土地の相続税評価額を計算する上で欠かせない基準となるのが、国税庁が毎年公表する「路線価(ろせんか)」です。
この路線価は毎年7月初旬に公表されますが、もし「最新版が発表される前(1月〜6月)」に家族が亡くなった場合、前年の路線価を使って計算しても良いのでしょうか?
今回は、路線価の適用ルールの基本と、1月〜6月に相続がスタートした場合に気をつけたい実務スケジュールについて解説します。
どの年の路線価を使う?決定の基準は「亡くなった日」
土地の評価額を算出する際、何年分の路線価を適用するかは「相続開始日(亡くなった日)が属する年」によって一括で決まります。
路線価は、毎年1月1日を評価時点とし、その年の7月初旬に全国一斉に公表される仕組みになっています。そのため、公表の前か後かにかかわらず、以下のルールが適用されます。

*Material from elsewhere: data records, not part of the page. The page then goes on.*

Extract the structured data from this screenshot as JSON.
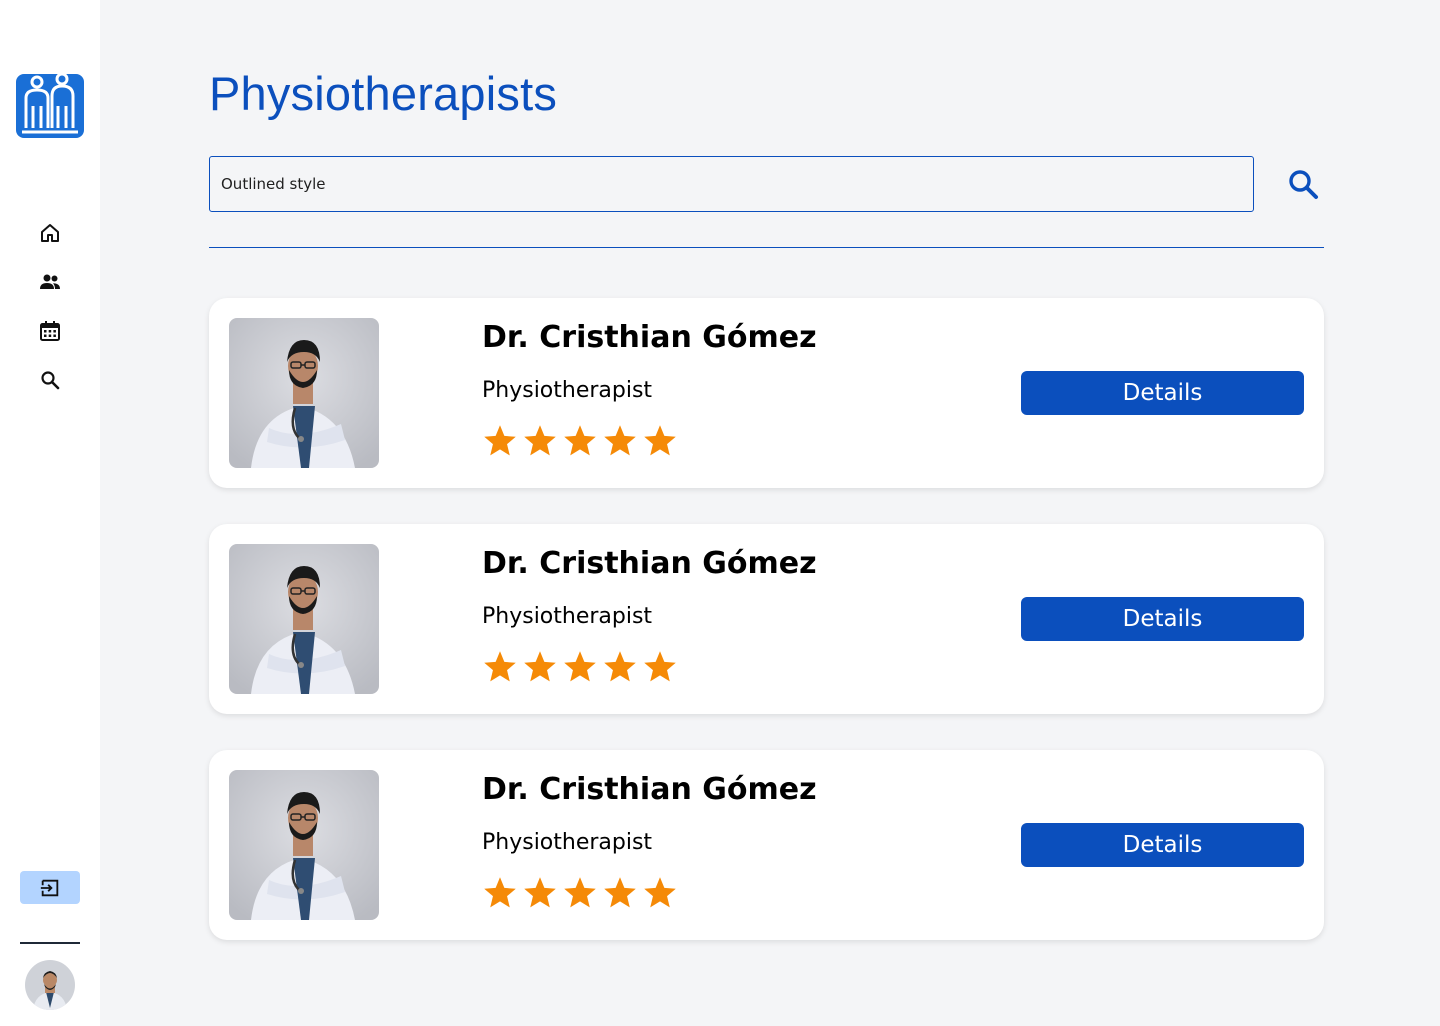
{
  "page": {
    "title": "Physiotherapists"
  },
  "search": {
    "placeholder": "Outlined style",
    "value": "Outlined style"
  },
  "nav": {
    "items": [
      {
        "icon": "home-icon"
      },
      {
        "icon": "people-icon"
      },
      {
        "icon": "calendar-icon"
      },
      {
        "icon": "search-icon"
      }
    ]
  },
  "cards": [
    {
      "name": "Dr. Cristhian Gómez",
      "role": "Physiotherapist",
      "rating": 5,
      "button": "Details"
    },
    {
      "name": "Dr. Cristhian Gómez",
      "role": "Physiotherapist",
      "rating": 5,
      "button": "Details"
    },
    {
      "name": "Dr. Cristhian Gómez",
      "role": "Physiotherapist",
      "rating": 5,
      "button": "Details"
    }
  ],
  "colors": {
    "brand": "#0b4fbd",
    "star": "#f58a07",
    "background": "#f4f5f7",
    "logout_bg": "#b3d4ff"
  }
}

- 原則ルール:亡くなった日の「年」と同じ年分の路線価を使用する
例えば、春(1月〜6月)に相続が発生した場合、前年分の路線価を流用することはできません。いくら申告手続きを急ぎたくても、7月初旬に国税庁から最新の路線価が公表されるまで、土地の最終的な評価額を確定させることができない仕組みになっています。
上半期(1月〜6月)の相続で生じる「公表待ち」のタイムリミット
1月〜6月に相続が開始したケースでは、実務上で「路線価の公表待ち」という独特の準備期間が発生します。
ここで重要になるのが、相続税の申告期限である「相続開始を知った日の翌日から10ヶ月以内」というタイムリミットです。
具体例:1月1日に相続が発生した場合
1月1日に亡くなられた場合、相続税の申告期限は原則として同年11月1日となります。
7月初旬に最新の路線価が公表されてから申告期限までは、実質的に「約4ヶ月間」しか残されていません。7月になってから慌ててすべての準備を始めようとすると、スケジュールが非常にタイトになってしまいます。
7月の公表前に進めておくべき「4つの事前準備」
「路線価が出ないと何もできない」と放置してしまうと、申告期限ギリギリになってトラブルの原因になりかねません。7月の公表を待つ間にも、以下のような準備を先行して進めておくことが可能です。
- 土地の資料収集と現況調査 公図や測量図、登記事項証明書などを手配し、現地調査を行って「不整形地」や「私道」といった減額要素の有無をあらかじめ把握しておきます。
- 土地以外の財産評価の確定 預貯金の残高証明書の取得、株式や有価証券の評価など、土地以外の相続財産の集計を終わらせておきます。
- 相続人の確定と戸籍収集 被相続人の出生から死亡までの連続した戸籍謄本などを集め、誰が法的相続人になるかを早めに確定させます。
- 遺産分割の方針決定と特例の事前検討 誰がどの財産を引き継ぐかの方向性を話し合っておき、「小規模宅地等の特例」といった評価減の特例が使えそうか、要件をチェックしておきます。
まとめ|申告期限から逆算したスケジュール管理を
路線価の公表時期と相続開始のタイミングによっては、最新の数値を待つ期間が発生するため、限られた時間の中で迅速に申告書を作り上げる手際が求められます。
特に1月〜6月に相続がスタートしたご家庭では、7月の路線価発表と同時に最終計算へ入れるよう、前もって「できる準備」を確実に終わらせておくことが大切です。
土地の事前評価や申告スケジュールの組立てに不安がある場合は、実務経験が豊富な専門家へ早めに相談し、計画的に準備を進めていくことをお勧めします。